Nach Punk-Rock kommt Metal

Vergangenes Jahr hat Willow mit dem Album „Lately I Feel Everything“ die Rückkehr der Punk-Rock-Ära eingeläutet. Die neue Platte geht aber noch einen Schritt weiter und bedient sich in manchen Momenten sogar melodiösem Metal und Hardcore. Darüber natürlich aber immer auch eine gute Portion Pop!

In Interviews nennt sie Bands wie Lamb of God, Deftones oder Crowbar als wichtige Inspiration. Das seien zwar alles alte, weiße Männerbands, meint Willow – umso eher steht nun die Zeit auf Veränderung, auch in Genres wie diesem.

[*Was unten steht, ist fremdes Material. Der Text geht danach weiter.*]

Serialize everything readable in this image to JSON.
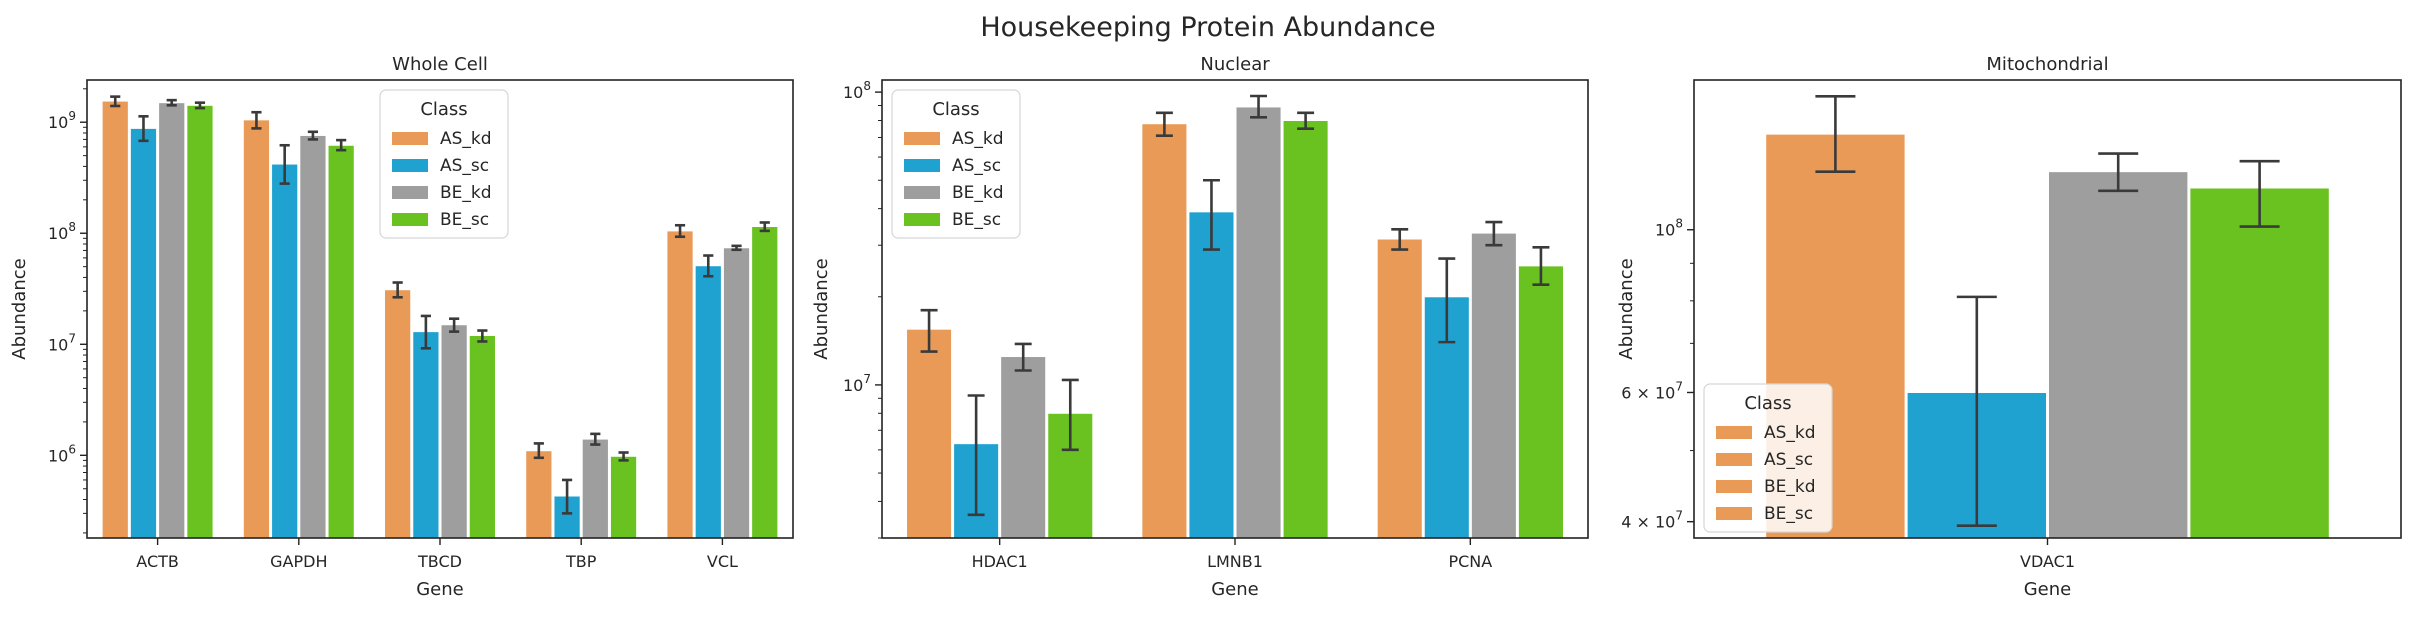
{
  "suptitle": "Housekeeping Protein Abundance",
  "colors": {
    "AS_kd": "#e99a57",
    "AS_sc": "#20a2d1",
    "BE_kd": "#9e9e9e",
    "BE_sc": "#6ac220",
    "err": "#3a3a3a"
  },
  "chart_data": [
    {
      "type": "bar",
      "title": "Whole Cell",
      "xlabel": "Gene",
      "ylabel": "Abundance",
      "yscale": "log",
      "ylim": [
        180000,
        2400000000
      ],
      "yticks": [
        {
          "value": 1000000,
          "base": "10",
          "exp": "6"
        },
        {
          "value": 10000000,
          "base": "10",
          "exp": "7"
        },
        {
          "value": 100000000,
          "base": "10",
          "exp": "8"
        },
        {
          "value": 1000000000,
          "base": "10",
          "exp": "9"
        }
      ],
      "categories": [
        "ACTB",
        "GAPDH",
        "TBCD",
        "TBP",
        "VCL"
      ],
      "series": [
        {
          "name": "AS_kd",
          "values": [
            1550000000,
            1050000000,
            31000000,
            1100000,
            105000000
          ],
          "err_low": [
            1400000000,
            880000000,
            26500000,
            950000,
            93000000
          ],
          "err_high": [
            1700000000,
            1230000000,
            36000000,
            1280000,
            118000000
          ]
        },
        {
          "name": "AS_sc",
          "values": [
            880000000,
            420000000,
            13000000,
            430000,
            51000000
          ],
          "err_low": [
            680000000,
            280000000,
            9200000,
            300000,
            41000000
          ],
          "err_high": [
            1130000000,
            620000000,
            18000000,
            600000,
            63000000
          ]
        },
        {
          "name": "BE_kd",
          "values": [
            1500000000,
            760000000,
            15000000,
            1400000,
            74000000
          ],
          "err_low": [
            1420000000,
            700000000,
            13000000,
            1250000,
            71000000
          ],
          "err_high": [
            1580000000,
            820000000,
            17000000,
            1560000,
            77000000
          ]
        },
        {
          "name": "BE_sc",
          "values": [
            1420000000,
            620000000,
            12000000,
            980000,
            115000000
          ],
          "err_low": [
            1340000000,
            560000000,
            10600000,
            900000,
            105000000
          ],
          "err_high": [
            1500000000,
            690000000,
            13300000,
            1060000,
            125000000
          ]
        }
      ],
      "legend": {
        "title": "Class",
        "loc": "upper center"
      }
    },
    {
      "type": "bar",
      "title": "Nuclear",
      "xlabel": "Gene",
      "ylabel": "Abundance",
      "yscale": "log",
      "ylim": [
        3000000,
        110000000
      ],
      "yticks": [
        {
          "value": 10000000,
          "base": "10",
          "exp": "7"
        },
        {
          "value": 100000000,
          "base": "10",
          "exp": "8"
        }
      ],
      "categories": [
        "HDAC1",
        "LMNB1",
        "PCNA"
      ],
      "series": [
        {
          "name": "AS_kd",
          "values": [
            15500000,
            78000000,
            31500000
          ],
          "err_low": [
            13000000,
            71000000,
            29000000
          ],
          "err_high": [
            18000000,
            85000000,
            34000000
          ]
        },
        {
          "name": "AS_sc",
          "values": [
            6300000,
            39000000,
            20000000
          ],
          "err_low": [
            3600000,
            29000000,
            14000000
          ],
          "err_high": [
            9200000,
            50000000,
            27000000
          ]
        },
        {
          "name": "BE_kd",
          "values": [
            12500000,
            89000000,
            33000000
          ],
          "err_low": [
            11200000,
            82000000,
            30000000
          ],
          "err_high": [
            13800000,
            97000000,
            36000000
          ]
        },
        {
          "name": "BE_sc",
          "values": [
            8000000,
            80000000,
            25500000
          ],
          "err_low": [
            6000000,
            75000000,
            22000000
          ],
          "err_high": [
            10400000,
            85000000,
            29500000
          ]
        }
      ],
      "legend": {
        "title": "Class",
        "loc": "upper left"
      }
    },
    {
      "type": "bar",
      "title": "Mitochondrial",
      "xlabel": "Gene",
      "ylabel": "Abundance",
      "yscale": "log",
      "ylim": [
        38000000,
        160000000
      ],
      "yticks": [
        {
          "value": 40000000,
          "base": "4 × 10",
          "exp": "7"
        },
        {
          "value": 60000000,
          "base": "6 × 10",
          "exp": "7"
        },
        {
          "value": 100000000,
          "base": "10",
          "exp": "8"
        }
      ],
      "categories": [
        "VDAC1"
      ],
      "series": [
        {
          "name": "AS_kd",
          "values": [
            135000000
          ],
          "err_low": [
            120000000
          ],
          "err_high": [
            152000000
          ]
        },
        {
          "name": "AS_sc",
          "values": [
            60000000
          ],
          "err_low": [
            39500000
          ],
          "err_high": [
            81000000
          ]
        },
        {
          "name": "BE_kd",
          "values": [
            120000000
          ],
          "err_low": [
            113000000
          ],
          "err_high": [
            127000000
          ]
        },
        {
          "name": "BE_sc",
          "values": [
            114000000
          ],
          "err_low": [
            101000000
          ],
          "err_high": [
            124000000
          ]
        }
      ],
      "legend": {
        "title": "Class",
        "loc": "lower left",
        "swatch_color": "AS_kd"
      }
    }
  ]
}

Willow "Coping Mechanism" Cover

Willow

„Coping Mechanism“ ist via MSFTS Music, Polydor und Roc Nation erschienen.

Das ganze Gefühlsspektrum eines Menschen zeigt sich in Willows Stimme, die mühelos zwischen polierten Pop-Hooks, Screamo oder Chorpassagen à la Queen hin und her switscht. Dafür hat Willow sogar extra Gesangsunterricht genommen. Erste Überlegungen zu diesem Album hatte Willow bereits 2018 im Kopf, doch „Coping Mechanism“ musste sich als Idee noch eine Weile weiterspinnen, die Musikerin noch die ein oder andere Weiterentwicklung erleben. Stimmlich ist „Coping Mechanism“ ihr herausragendstes Album. Der Song „curious/furious“ ist ein gutes Exempel dafür.

Mehr als eine halbe Stunde braucht Willow nicht

Willow ist mittlerweile Meisterin im prägnantem Songwriting, mehr als 2:30 braucht die Musikerin nicht, um auf den Punkt zu kommen, ein E-Gitarrensolo einzubauen und in den Lyrics sich und die ganze Welt anzuprangern. Das Endergebnis hat eine Gesamtlänge von nicht mal 30 Minuten. Unterstützung hatte Willow im Studio von einem ihrer Musik-Freunde: Chris Greatti, der schon viel mit Yungblud, Poppy, Blink182 oder Pussy Riot zusammengearbeitet hat, hat auf „Coping Mechanism“ die Regler als Producer bedient.

Willows letztes Album „ Lately I Feel Everything” ist nur so übergegangen vor Feature-Gästen wie Avril Lavigne, Cherry Glazer oder Travis Barker. Auf der neuen Platte hat Willow nur für einen Gastauftritt Platz gelassen und der kommt vom nicht-binären Avant-Pop-Artist Yves Tumor. „Perfectly Not Close To Me“ ist ein fiebrig-schöner Alptraum, in dem Willow sich ein bisschen die Seele aus der Brust schreit. Am Ende bricht sogar die ganze Tonspur weg.

Yves Tumor is an amazing inspiration and artist that I’ve looked up to for many years! And working with Yves and Chris was one of the most beautiful experiences of my life, and they really, really helped me create my vision in the best way possible.“ Wenn Willow in einem kurzen Reel für Spotify über die Vision am Album spricht, dann meint sie das Einfangen und Offenlegen ihrer dunkelsten Gedanken.

Nicht nur einmal spricht Willow in ihren Texten über das aus dem Leben Verschwinden, über die Vorstellung, nicht mehr weiter zu existieren. „Coping Mechanism“ ist ein Hinschauen auf diese blinden Flecken, um sie irgendwann dann vielleicht doch hinter sich zu lassen. Wenn dabei dann auch noch ein Album des Jahres rauskommt, umso besser.